The regulations shall specify that the program shall be operated as a privately operated program under the oversight of a state agency to be designated by the Governor. In consultation with the districts and interested parties, the state oversight agency shall be responsible for the implementation of the program, including the following:
  (a) Solicitation and analysis of public comments on the overall program goals, objectives, and design.
  (b) Development of the program structure.
  (c) Overall quality control, including verifying emission reductions and certification of the emission reduction credits.
  (d) Definition of terms such as "high emitter," "collector interest vehicles," and "nonrevivable junk certificates."
The program shall include provisions for monitoring and preventing all forms of tampering or other forms of cheating, and shall effectively address "avoidance vehicles" such as nonregistered vehicles and vehicles lacking a sufficient inspection and maintenance history. If fraud is detected, the program shall include provisions for suspending all new transactions with the entity suspected of fraud until problems are corrected and revaluing all credits used to meet the emissions reduction requirements. Contracts with authorized entities shall include remedies in cases of fraud.
The program shall discourage tampering and other forms of cheating, and effectively address "avoidance vehicles," such as nonregistered vehicles and vehicles lacking a sufficient inspection and maintenance history.
The program shall include appropriate means to solicit vehicle owners, including mass mailings, media advertising, news coverage, and direct mail to owners of candidate vehicles, and may include high-emitting vehicles based on smog check or remote sensing or high-emitter profile information.
The program shall ensure that vehicle purchase transactions are convenient to vehicle owners, including advance screening to reasonably assure that vehicles qualify for the program.

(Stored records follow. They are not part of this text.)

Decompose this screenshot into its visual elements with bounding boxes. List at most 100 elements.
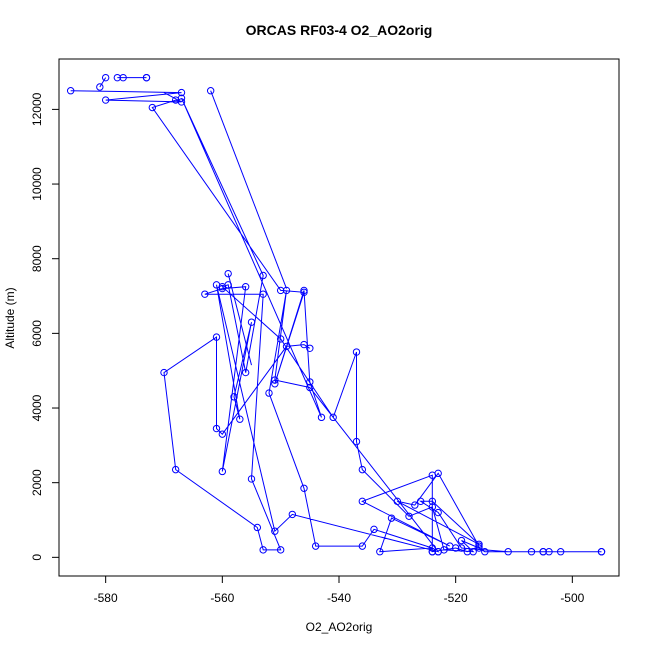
y-axis: 0 2000 4000 6000 8000 10000 12000 [30, 92, 59, 561]
plot-area [66, 73, 606, 556]
y-tick-label: 12000 [30, 92, 44, 126]
data-point [457, 544, 466, 552]
x-tick-label: -540 [327, 591, 351, 605]
data-point [276, 286, 285, 295]
data-point [113, 73, 122, 82]
data-point [556, 548, 565, 556]
data-point [306, 383, 314, 392]
data-point [96, 83, 104, 91]
data-point [160, 368, 168, 377]
data-point [317, 413, 326, 422]
data-point [504, 548, 512, 556]
x-tick-label: -520 [444, 591, 468, 605]
data-point [527, 548, 536, 556]
data-point [259, 271, 267, 280]
data-point [358, 542, 367, 550]
data-point [475, 540, 483, 548]
data-point [457, 536, 466, 545]
y-tick-label: 8000 [30, 245, 44, 272]
data-point [329, 413, 337, 422]
x-axis-label: O2_AO2orig [306, 620, 373, 634]
data-point [288, 510, 297, 519]
series-segment [163, 92, 182, 103]
series-segment [227, 273, 252, 366]
data-point [271, 376, 279, 384]
data-point [405, 512, 413, 520]
x-tick-label: -580 [94, 591, 118, 605]
data-point [434, 508, 442, 517]
data-point [265, 389, 273, 397]
data-point [306, 344, 314, 352]
data-point [475, 544, 483, 552]
data-point [101, 96, 110, 104]
data-point [142, 73, 151, 82]
data-point [218, 284, 227, 293]
data-point [247, 318, 256, 326]
data-point [276, 335, 285, 343]
x-tick-label: -500 [560, 591, 584, 605]
data-point [282, 342, 291, 351]
y-tick-label: 2000 [30, 469, 44, 496]
data-point [428, 471, 437, 479]
data-point [119, 73, 127, 82]
data-point [300, 340, 308, 349]
data-point [247, 475, 256, 483]
data-point [148, 103, 157, 112]
data-point [597, 548, 606, 556]
data-point [253, 523, 262, 532]
data-point [230, 393, 238, 401]
y-tick-label: 4000 [30, 394, 44, 421]
data-point [271, 380, 279, 388]
data-point [370, 525, 378, 534]
y-axis-label: Altitude (m) [3, 287, 17, 348]
data-point [300, 288, 308, 297]
data-point [428, 497, 437, 506]
data-point [428, 503, 437, 511]
data-point [446, 542, 454, 550]
data-point [376, 548, 384, 556]
y-tick-label: 10000 [30, 167, 44, 201]
data-point [300, 286, 308, 295]
data-point [416, 497, 425, 506]
series-segment [99, 77, 107, 88]
chart-title: ORCAS RF03-4 O2_AO2orig [246, 22, 433, 38]
data-point [539, 548, 547, 556]
data-point [224, 269, 232, 278]
series-segment [210, 90, 287, 289]
data-point [212, 281, 221, 289]
data-point [271, 527, 279, 535]
x-axis: -580 -560 -540 -520 -500 [94, 576, 585, 605]
data-point [428, 548, 437, 556]
data-point [481, 548, 489, 556]
data-point [218, 467, 227, 476]
data-point [306, 378, 314, 386]
data-point [206, 87, 215, 95]
y-tick-label: 6000 [30, 320, 44, 347]
data-point [463, 548, 472, 556]
data-point [236, 415, 244, 423]
data-point [171, 465, 180, 474]
data-point [212, 424, 221, 433]
data-point [212, 333, 221, 341]
data-point [428, 544, 437, 552]
data-point [101, 73, 110, 82]
data-point [241, 368, 250, 377]
data-point [358, 465, 367, 474]
data-point [276, 546, 285, 554]
data-point [177, 88, 186, 97]
y-tick-label: 0 [30, 554, 44, 561]
data-point [411, 501, 419, 509]
data-point [352, 437, 361, 446]
x-tick-label: -560 [210, 591, 234, 605]
data-point [475, 542, 483, 550]
data-point [387, 514, 396, 522]
data-point [300, 484, 308, 492]
data-point [358, 497, 367, 506]
series-line [70, 90, 602, 553]
plot-frame [58, 58, 620, 577]
data-point [241, 283, 250, 291]
data-point [311, 542, 320, 550]
data-point [259, 546, 267, 554]
data-point [201, 290, 209, 298]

Vehicle disposal under the program shall be consistent with appropriate state board guidance and provisions of the Vehicle Code dealing with vehicle disposal and parts reuse, and shall do both of the following:
  (a) Allow for trading, sale, and resale of the vehicles between licensed auto dismantlers or other appropriate parties to maximize the salvage value of the vehicles through the recycling, sales, and use of parts of the vehicles, consistent with the Vehicle Code and appropriate state board guidelines.
  (b) Set aside and resell to the public any vehicles with special collector interest. No emission reduction credit shall be generated for vehicles that are resold to the public. Vehicles acquired for their collector interest shall be properly repaired to meet minimum established vehicle emission standards before reregistration, unless the vehicle is sold with a nonrepairable vehicle certificate or a nonrevivable junk certificate.
The state board shall develop standards for the certification and use of emission reduction credits to ensure that the credits are real, surplus, and quantifiable after accounting for program uncertainties.
Emission reductions achieved from retired vehicles shall be quantified as follows:
  (a) Vehicle emissions shall be based on either direct testing, statistical sampling, or emission modeling methods. Sampling of a statistically significant portion of the vehicles may be used to estimate emission benefits or to develop and validate correlations for use in estimating emission benefits.
  (b) A reasonably reliable mechanism shall be applied to estimate vehicle miles traveled and the remaining useful life of each purchased vehicle. The odometer reading shall be matched on each purchased vehicle with the records of the Department of Motor Vehicles and smog check records to verify driving history, or statistical data shall be used to estimate vehicle use.
  (c) An annual survey shall be performed of a statistically meaningful number of participants to determine replacement vehicle and post-participation behavior and also to determine the extent, if any, of in-migration of low-cost vehicles due to price increases in the scrapping market area resulting from the scrap program.